第4章:罪の空間
廊下 ― 神谷蓮の罪:支配の崩壊
廊下は、無限に続いていた。
壁に絡みつく黒い蔦が脈打ち、天井から吊るされた“目”が神谷を見下ろしている。
彼は、命令を拒絶され続ける世界に閉じ込められていた。
「おまえは空気なんだよ」
「俺の許可なく喋るな」
「おまえがいない方が、クラスはうまくいく」
その言葉が、壁に刻まれ、彼の足元から這い上がる。
幻影の生徒たちが無言で彼を囲み、ただ“見ている” 。
神谷は叫ぶ。
だが、誰も助けない。
ここは、支配が崩れる空間。
そして、志乃の怒りが最初に形を持った場所。
体育館 ― 佐久間隼人の罪:暴力の逆転
体育館は、処刑場と化していた。
天井から吊るされた縄の先には、佐久間がぶら下がっていた。
彼の腕は異形化し、拳を振るうたびに、自分自身が裂けていく。
観客席には誰もいない。
だが、空席のすべてに“目”が浮かんでいた。
それは、暴力を見ていた者たちの沈黙の証。
「なんでだよ……俺は……強かったんだ……。 」
その叫びは、体育館の壁に吸い込まれ、誰にも届かない。
志乃は、体育館の隅に立っていた。
無言で、ただ、見ていた。
鏡張りの教室 ― 三枝美羽の罪:偽善の崩壊
教室は、すべてが鏡だった。
床も壁も天井も、無数の“自分”が美羽を取り囲んでいた。
だが、その顔は、どれも違っていた。
SNSで笑顔を振りまく彼女。
陰で志乃を「気持ち悪い」と吐き捨てる彼女。
教師の前で「いじめなんてありません」と言い切る彼女。
「やめて……こんなの、私じゃない…… 。
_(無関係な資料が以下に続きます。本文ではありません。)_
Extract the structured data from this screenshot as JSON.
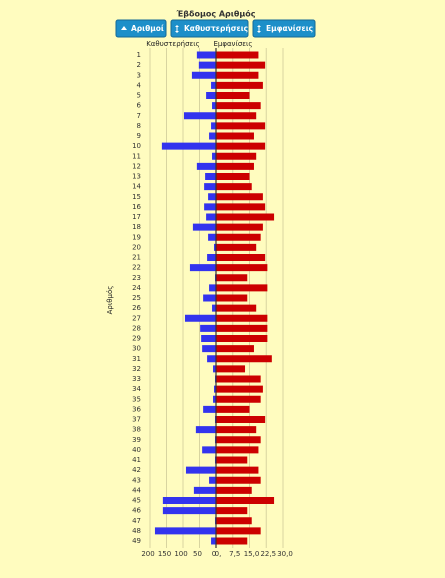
{
  "controls": [
    "Αριθμοί",
    "Καθυστερήσεις",
    "Εμφανίσεις"
  ],
  "chart_data": {
    "type": "diverging_bar",
    "title": "Έβδομος Αριθμός",
    "y_label": "Αριθμός",
    "categories": [
      "1",
      "2",
      "3",
      "4",
      "5",
      "6",
      "7",
      "8",
      "9",
      "10",
      "11",
      "12",
      "13",
      "14",
      "15",
      "16",
      "17",
      "18",
      "19",
      "20",
      "21",
      "22",
      "23",
      "24",
      "25",
      "26",
      "27",
      "28",
      "29",
      "30",
      "31",
      "32",
      "33",
      "34",
      "35",
      "36",
      "37",
      "38",
      "39",
      "40",
      "41",
      "42",
      "43",
      "44",
      "45",
      "46",
      "47",
      "48",
      "49"
    ],
    "series": [
      {
        "name": "Καθυστερήσεις",
        "color": "#3333ee",
        "side": "left",
        "xlim": [
          200,
          0
        ],
        "xticks": [
          200,
          150,
          100,
          50,
          0
        ],
        "values": [
          58,
          52,
          73,
          15,
          30,
          12,
          97,
          15,
          21,
          164,
          12,
          58,
          33,
          36,
          24,
          36,
          30,
          70,
          24,
          6,
          27,
          79,
          3,
          21,
          39,
          12,
          94,
          48,
          45,
          42,
          27,
          9,
          3,
          6,
          9,
          39,
          3,
          61,
          3,
          42,
          3,
          91,
          21,
          67,
          161,
          161,
          3,
          185,
          15
        ]
      },
      {
        "name": "Εμφανίσεις",
        "color": "#cc0000",
        "side": "right",
        "xlim": [
          0,
          30
        ],
        "xticks": [
          {
            "value": 0,
            "label": "0,"
          },
          {
            "value": 7.5,
            "label": "7,5"
          },
          {
            "value": 15,
            "label": "15,0"
          },
          {
            "value": 22.5,
            "label": "22,5"
          },
          {
            "value": 30,
            "label": "30,0"
          }
        ],
        "values": [
          19,
          22,
          19,
          21,
          15,
          20,
          18,
          22,
          17,
          22,
          18,
          17,
          15,
          16,
          21,
          22,
          26,
          21,
          20,
          18,
          22,
          23,
          14,
          23,
          14,
          18,
          23,
          23,
          23,
          17,
          25,
          13,
          20,
          21,
          20,
          15,
          22,
          18,
          20,
          19,
          14,
          19,
          20,
          16,
          26,
          14,
          16,
          20,
          14
        ]
      }
    ],
    "grid": true
  }
}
」
鏡の奥から、無数の“いいね”の通知音が鳴り響く。
誰も彼女を見ていない。
誰も、彼女の“本当”を知らない。
鏡が割れ、破片が足元に散らばる。
その中に映るのは、誰にも見せたことのない“本当の顔”
職員室 ― 藤堂由紀の罪:沈黙の罰
職員室は、告解室となっていた。
壁には、無数の“言葉”が浮かび上がっていた。
「見て見ぬふりをした」
「証拠がなかった」
「問題を起こしたくなかった」
「彼は、ただの陰キャだったから」
藤堂は、口を縫われていた。
声を出すことはできない。
代わりに、彼の“心の声”が、壁に浮かび続けていた。
机の上には、志乃の成績表。
「問題なし。特記事項なし。」
志乃は、職員室の入り口に立っていた。
その瞳は、赦しを持たない。
そして、教師の沈黙に、終止符を打つ者の瞳だった。